La democracia no se sostiene sobre la idea de una libertad y una igualdad irreconciliables, sino complementarias y necesarias

Montesquieu define la libertad como el derecho a hacer “todo lo que las leyes permiten”. Afirma que “los hombres nacen iguales, pero no podrían conservar esta igualdad (...) si no es en virtud de las leyes”. Es decir, que igualdad y libertad no son irreconciliables, sino premisas necesarias del estado de derecho.

Además, libertad e igualdad son los cimientos de la democracia pluralista.

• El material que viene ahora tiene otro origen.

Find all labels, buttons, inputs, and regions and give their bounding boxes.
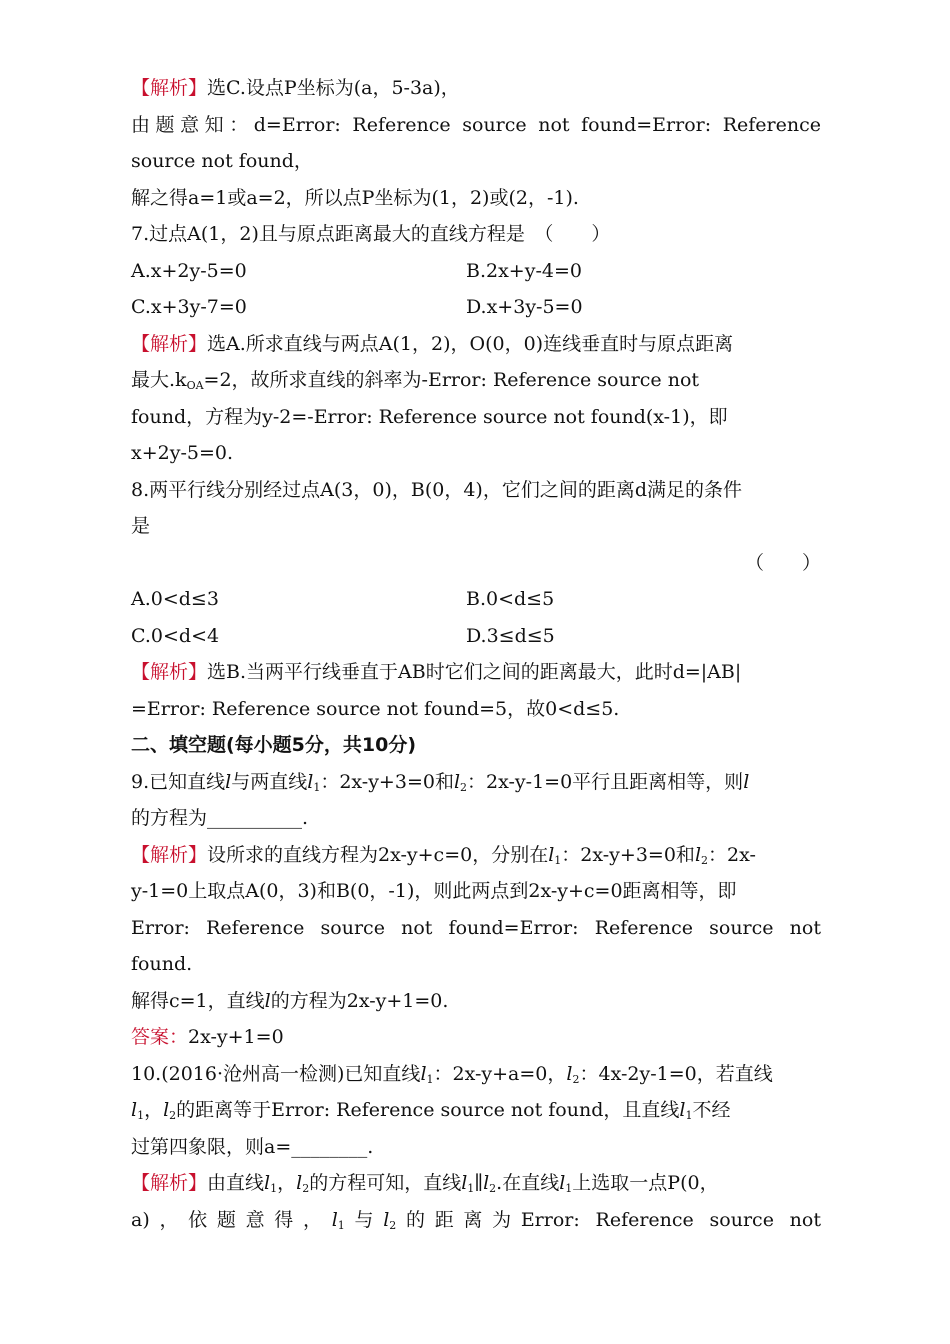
- option-d: D.3≤d≤5: [466, 624, 555, 647]
- options-row: [131, 253, 821, 290]
- options-row: [131, 581, 821, 618]
- option-b: B.2x+y-4=0: [466, 259, 582, 282]
- question-7: 7.过点A(1，2)且与原点距离最大的直线方程是 （ ）: [131, 223, 611, 245]
- solution-line: 【解析】选B.当两平行线垂直于AB时它们之间的距离最大，此时d=|AB|: [131, 661, 742, 683]
- document-page: [131, 70, 821, 1238]
- option-c: C.0<d<4: [131, 624, 220, 647]
- option-c: C.x+3y-7=0: [131, 296, 247, 318]
- text-line: Error: Reference source not found=Error: Reference source not: [131, 916, 821, 939]
- solution-line: 【解析】选C.设点P坐标为(a，5-3a)，: [131, 77, 460, 99]
- question-10: 10.(2016·沧州高一检测)已知直线$l_1$：2x-y+a=0，$l_2$：4x-2y-1=0，若直线: [131, 1062, 773, 1086]
- text-line: a)，依题意得，$l_1$与$l_2$的距离为Error: Reference source not: [131, 1208, 821, 1232]
- solution-tag: 【解析】: [131, 77, 208, 99]
- answer-tag: 答案：: [131, 1026, 189, 1048]
- option-a: A.x+2y-5=0: [131, 259, 247, 282]
- text-line: found，方程为y-2=-Error: Reference source not found(x-1)，即: [131, 405, 728, 428]
- solution-tag: 【解析】: [131, 661, 208, 683]
- section-heading: 二、填空题(每小题5分，共10分): [131, 734, 417, 756]
- text-line: x+2y-5=0.: [131, 442, 234, 464]
- answer-bracket: （ ）: [744, 551, 821, 574]
- text-line: 的方程为__________.: [131, 807, 309, 829]
- text-line: 解得c=1，直线l的方程为2x-y+1=0.: [131, 989, 449, 1012]
- solution-line: 【解析】由直线$l_1$，$l_2$的方程可知，直线$l_1\parallel l_2$.在直线$l_1$上选取一点P(0，: [131, 1172, 719, 1195]
- text-line: =Error: Reference source not found=5，故0<d≤5.: [131, 697, 620, 720]
- text-line: y-1=0上取点A(0，3)和B(0，-1)，则此两点到2x-y+c=0距离相等，即: [131, 880, 737, 902]
- question-8: 8.两平行线分别经过点A(3，0)，B(0，4)，它们之间的距离d满足的条件: [131, 478, 742, 501]
- solution-line: 【解析】选A.所求直线与两点A(1，2)，O(0，0)连线垂直时与原点距离: [131, 332, 734, 355]
- text-line: 解之得a=1或a=2，所以点P坐标为(1，2)或(2，-1).: [131, 186, 579, 209]
- solution-line: 【解析】设所求的直线方程为2x-y+c=0，分别在$l_1$：2x-y+3=0和$l_2$：2x-: [131, 843, 756, 867]
- solution-tag: 【解析】: [131, 1172, 208, 1194]
- solution-tag: 【解析】: [131, 332, 208, 355]
- solution-tag: 【解析】: [131, 843, 208, 866]
- text-line: found.: [131, 953, 193, 975]
- question-9: 9.已知直线l与两直线$l_1$：2x-y+3=0和$l_2$：2x-y-1=0平行且距离相等，则l: [131, 770, 750, 794]
- option-d: D.x+3y-5=0: [466, 296, 583, 318]
- options-row: [131, 618, 821, 655]
- text-line: source not found，: [131, 150, 313, 172]
- text-line: 最大$.k_{OA}=2$，故所求直线的斜率为-Error: Reference source not: [131, 369, 700, 392]
- answer-line: 答案：2x-y+1=0: [131, 1026, 284, 1048]
- option-b: B.0<d≤5: [466, 588, 555, 610]
- text-line: 由题意知：d=Error: Reference source not found=Error: Reference: [131, 113, 821, 136]
- options-row: [131, 289, 821, 326]
- option-a: A.0<d≤3: [131, 588, 219, 610]
- text-line: 过第四象限，则a=________.: [131, 1135, 374, 1158]
- text-line: 是: [131, 515, 151, 537]
- text-line: $l_1$，$l_2$的距离等于Error: Reference source not found，且直线$l_1$不经: [131, 1099, 731, 1122]
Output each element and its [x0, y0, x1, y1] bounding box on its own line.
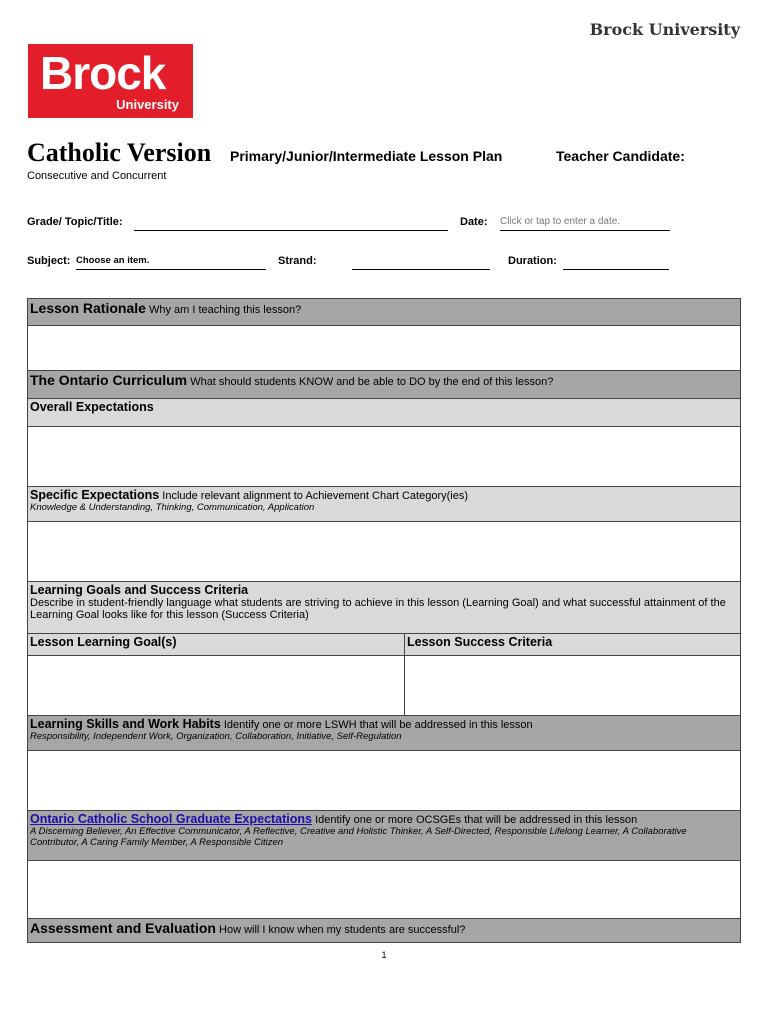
duration-label: Duration:	[508, 255, 557, 267]
program-subtitle: Consecutive and Concurrent	[27, 170, 167, 182]
strand-field[interactable]	[352, 255, 490, 270]
criteria-column-title: Lesson Success Criteria	[407, 635, 553, 649]
assessment-title: Assessment and Evaluation	[30, 920, 216, 936]
page-number: 1	[381, 950, 387, 960]
grade-label: Grade/ Topic/Title:	[27, 216, 123, 228]
brock-logo	[28, 44, 193, 118]
goals-title: Learning Goals and Success Criteria	[30, 583, 249, 597]
strand-label: Strand:	[278, 255, 317, 267]
specific-header	[28, 487, 741, 522]
rationale-input[interactable]	[28, 326, 741, 371]
curriculum-title: The Ontario Curriculum	[30, 372, 188, 388]
ocsge-input[interactable]	[28, 861, 741, 919]
goal-column-header	[28, 634, 405, 656]
rationale-desc: Why am I teaching this lesson?	[148, 304, 302, 316]
ocsge-header	[28, 811, 741, 861]
duration-field[interactable]	[563, 255, 669, 270]
curriculum-header	[28, 371, 741, 399]
rationale-header	[28, 299, 741, 326]
overall-input[interactable]	[28, 427, 741, 487]
specific-input[interactable]	[28, 522, 741, 582]
grade-field[interactable]	[134, 216, 448, 231]
rationale-title: Lesson Rationale	[30, 300, 146, 316]
plan-title: Primary/Junior/Intermediate Lesson Plan	[230, 148, 503, 164]
overall-title: Overall Expectations	[30, 400, 154, 414]
date-placeholder: Click or tap to enter a date.	[500, 216, 621, 227]
lswh-desc: Identify one or more LSWH that will be addressed in this lesson	[223, 719, 533, 731]
lswh-note: Responsibility, Independent Work, Organization, Collaboration, Initiative, Self-Regulation	[30, 731, 402, 742]
ocsge-note: A Discerning Believer, An Effective Communicator, A Reflective, Creative and Holistic Thinker, A Self-Directed, Responsible Lifelong Learner, A Collaborative Contributor, A Caring Family Member, A Responsible Citizen	[30, 826, 687, 848]
overall-header	[28, 399, 741, 427]
success-criteria-input[interactable]	[405, 656, 741, 716]
version-title: Catholic Version	[27, 138, 212, 167]
criteria-column-header	[405, 634, 741, 656]
goals-header	[28, 582, 741, 634]
specific-title: Specific Expectations	[30, 488, 160, 502]
logo-main-text: Brock	[40, 47, 166, 99]
teacher-candidate-label: Teacher Candidate:	[556, 148, 685, 164]
ocsge-link[interactable]: Ontario Catholic School Graduate Expectations	[30, 812, 312, 826]
specific-desc: Include relevant alignment to Achievement Chart Category(ies)	[162, 490, 468, 502]
lswh-input[interactable]	[28, 751, 741, 811]
subject-dropdown[interactable]: Choose an item.	[76, 255, 266, 270]
date-label: Date:	[460, 216, 488, 228]
specific-note: Knowledge & Understanding, Thinking, Communication, Application	[30, 502, 315, 513]
learning-goal-input[interactable]	[28, 656, 405, 716]
lswh-header	[28, 716, 741, 751]
date-field[interactable]	[500, 216, 670, 231]
university-name: Brock University	[589, 20, 740, 39]
assessment-header	[28, 919, 741, 943]
subject-label: Subject:	[27, 255, 71, 267]
curriculum-desc: What should students KNOW and be able to DO by the end of this lesson?	[190, 376, 554, 388]
assessment-desc: How will I know when my students are successful?	[219, 924, 466, 936]
lesson-plan-table	[27, 298, 741, 943]
ocsge-desc: Identify one or more OCSGEs that will be addressed in this lesson	[315, 814, 638, 826]
logo-sub-text: University	[116, 97, 179, 112]
lswh-title: Learning Skills and Work Habits	[30, 717, 221, 731]
goals-desc: Describe in student-friendly language what students are striving to achieve in this lesson (Learning Goal) and what successful attainment of the Learning Goal looks like for this lesson (Success Criteria)	[30, 597, 726, 621]
goal-column-title: Lesson Learning Goal(s)	[30, 635, 177, 649]
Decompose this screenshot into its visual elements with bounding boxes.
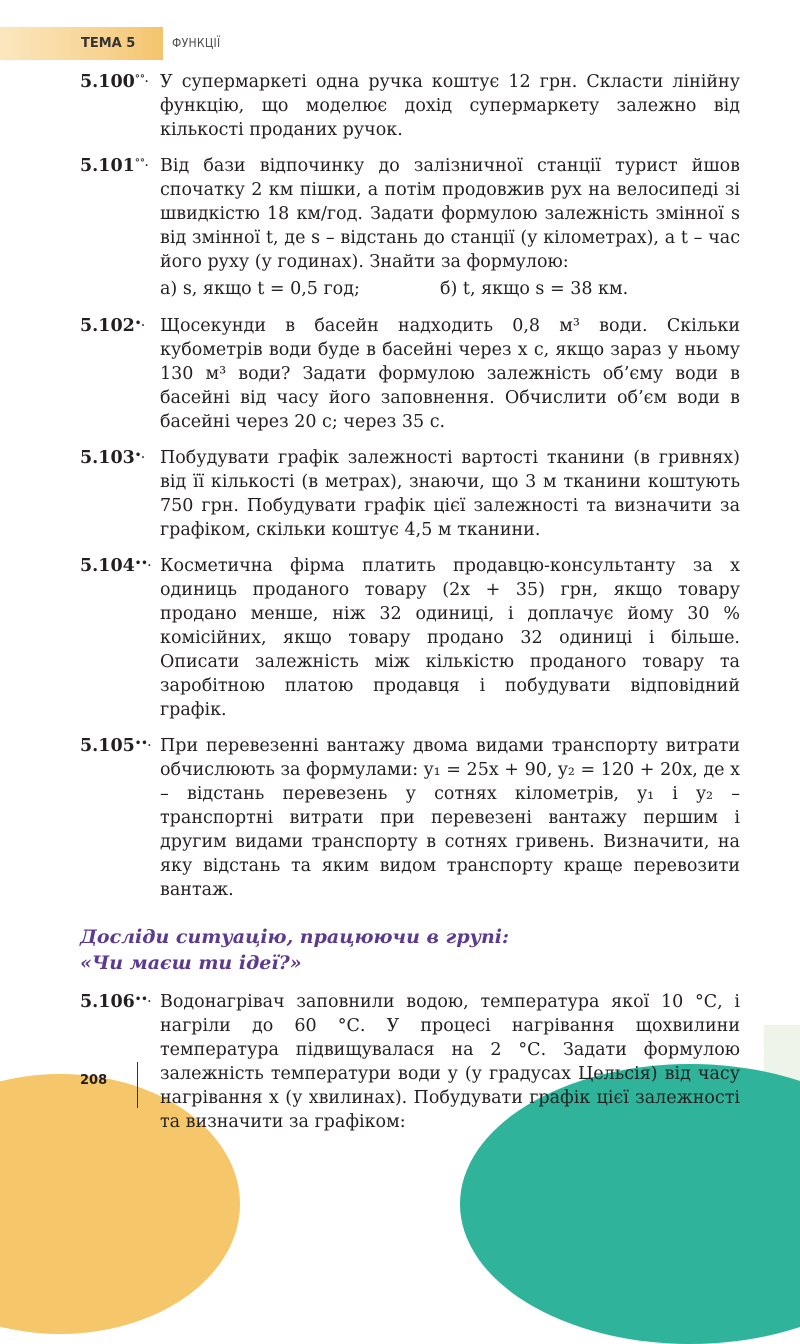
problem-text: Побудувати графік залежності вартості тканини (в гривнях) від її кількості (в метрах), знаючи, що 3 м тканини коштують 750 грн. Побудувати графік цієї залежності та визначити за графіком, скільки коштує 4,5 м тканини.	[160, 448, 740, 540]
option-a: а) s, якщо t = 0,5 год;	[160, 279, 360, 299]
problem-5-102	[80, 314, 740, 434]
problem-options	[160, 276, 740, 302]
group-heading-line-1: Досліди ситуацію, працюючи в групі:	[80, 926, 510, 948]
problem-5-104	[80, 554, 740, 722]
problem-text: При перевезенні вантажу двома видами транспорту витрати обчислюють за формулами: y₁ = 25x + 90, y₂ = 120 + 20x, де x – відстань перевезень у сотнях кілометрів, y₁ і y₂ – транспортні витрати при перевезені вантажу першим і другим видами транспорту в сотнях гривень. Визначити, на яку відстань та яким видом транспорту краще перевозити вантаж.	[160, 736, 740, 900]
problem-text: Щосекунди в басейн надходить 0,8 м³ води. Скільки кубометрів води буде в басейні через x с, якщо зараз у ньому 130 м³ води? Задати формулою залежність об’єму води в басейні від часу його заповнення. Обчислити об’єм води в басейні через 20 с; через 35 с.	[160, 316, 740, 432]
problem-number: 5.104••.	[80, 556, 152, 576]
problem-number: 5.103•.	[80, 448, 145, 468]
page-divider	[137, 1062, 138, 1108]
problem-text: У супермаркеті одна ручка коштує 12 грн. Скласти лінійну функцію, що моделює дохід супермаркету залежно від кількості проданих ручок.	[160, 72, 740, 140]
problem-number: 5.105••.	[80, 736, 152, 756]
problem-number: 5.100°°.	[80, 72, 149, 92]
problem-5-106	[80, 990, 740, 1134]
problem-number: 5.101°°.	[80, 156, 149, 176]
theme-name: ФУНКЦІЇ	[172, 36, 221, 50]
group-heading	[80, 924, 740, 976]
problem-5-101	[80, 154, 740, 302]
problem-text: Косметична фірма платить продавцю-консультанту за x одиниць проданого товару (2x + 35) грн, якщо товару продано менше, ніж 32 одиниці, і доплачує йому 30 % комісійних, якщо товару продано 32 одиниці і більше. Описати залежність між кількістю проданого товару та заробітною платою продавця і побудувати відповідний графік.	[160, 556, 740, 720]
problem-text: Від бази відпочинку до залізничної станції турист йшов спочатку 2 км пішки, а потім продовжив рух на велосипеді зі швидкістю 18 км/год. Задати формулою залежність змінної s від змінної t, де s – відстань до станції (у кілометрах), а t – час його руху (у годинах). Знайти за формулою:	[160, 156, 740, 272]
problem-number: 5.102•.	[80, 316, 145, 336]
problem-text: Водонагрівач заповнили водою, температура якої 10 °С, і нагріли до 60 °С. У процесі нагрівання щохвилини температура підвищувалася на 2 °С. Задати формулою залежність температури води y (у градусах Цельсія) від часу нагрівання x (у хвилинах). Побудувати графік цієї залежності та визначити за графіком:	[160, 992, 740, 1132]
problem-5-100	[80, 70, 740, 142]
page-content	[80, 70, 740, 1146]
problem-5-105	[80, 734, 740, 902]
group-heading-line-2: «Чи маєш ти ідеї?»	[80, 952, 302, 974]
theme-label: ТЕМА 5	[81, 36, 136, 51]
problem-number: 5.106••.	[80, 992, 152, 1012]
problem-5-103	[80, 446, 740, 542]
option-b: б) t, якщо s = 38 км.	[440, 279, 629, 299]
page-number: 208	[80, 1073, 108, 1088]
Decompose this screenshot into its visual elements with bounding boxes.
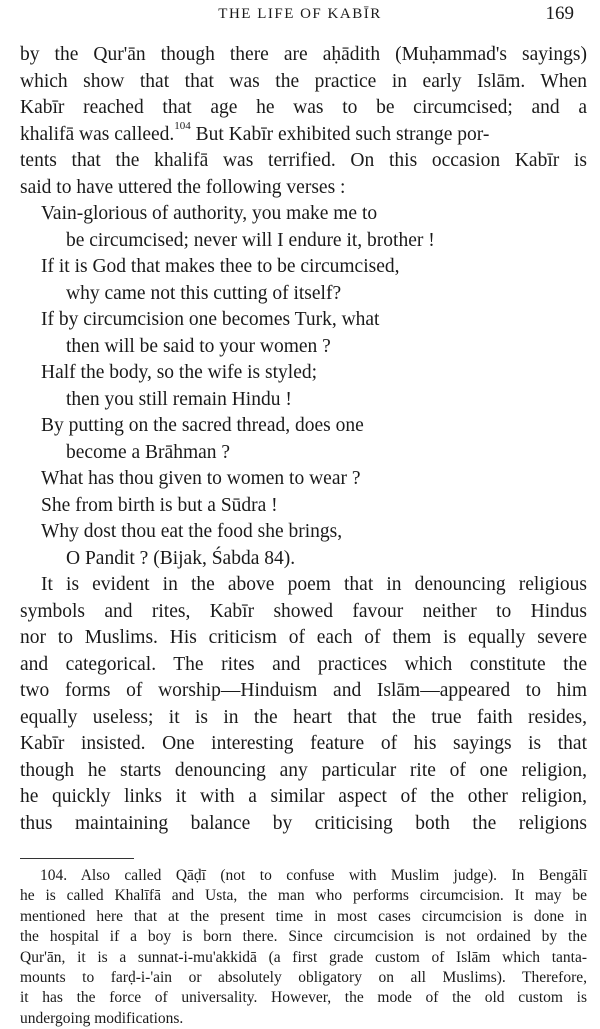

Y el pluralismo no se ve amenazado por la globalización ni el capitalismo. En cambio, parece que el populismo sí encuentra difícil encaje en la democracia plural. Con los ideólogos del populismo sucede, de algún modo, como con los del comunismo. Sus patrocinadores aseguran que la teoría es virtuosa pero, por algún motivo, cada vez que se lleva a la práctica, degenera en una aberración monstruosa. Ocurre, claro, porque la teoría no era tan virtuosa.

Mouffe afirma que hay un populismo malo, de derechas, xenófobo, que excluye a los inmigrantes; y un populismo bueno, progresista, que defiende “la igualdad y la justicia social”. Pero no hay tal diferencia. En tanto que el populismo se construye cavando un abismo moral entre el pueblo y el antipueblo, ha de ser siempre excluyente. Los excluidos pueden ser los inmigrantes, las élites económicas, los judíos o los que no son de mi clase social, pero el populismo necesita excluir a una parte de la sociedad para hacerse fuerte.

Es la dialéctica amigo-enemigo de la que hablaba Carl Schmitt, en la que el pueblo se construye por oposición a un “enemigo político”. Una lógica contraria al principio pluralista de la democracia que tiene consecuencias políticas y sociales fatales. Manuel Álvarez Tardío cuenta, en El precio de la exclusión, cómo el discurso del odio en la Segunda República hizo de los adversarios políticos el enemigo del pueblo, contribuyendo a un clima de crispación e inestabilidad.

Afortunadamente, existen diques contra la exclusión. Íñigo Errejón ha explicado las dificultades que encuentra el populismo para avanzar en un Estado donde la sociedad percibe sus instituciones y sus partidos como legítimos. Efectivamente, el descontento político en España no se ha traducido en una crisis de legitimidad de nuestra democracia. Esto es lo que nos diferencia del país que éramos en los años treinta y de los Estados latinoamericanos donde triunfa el populismo. Por eso es el momento de actualizar y reformar nuestras instituciones: son nuestra coraza contra la exclusión, nuestro gran baluarte del pluralismo.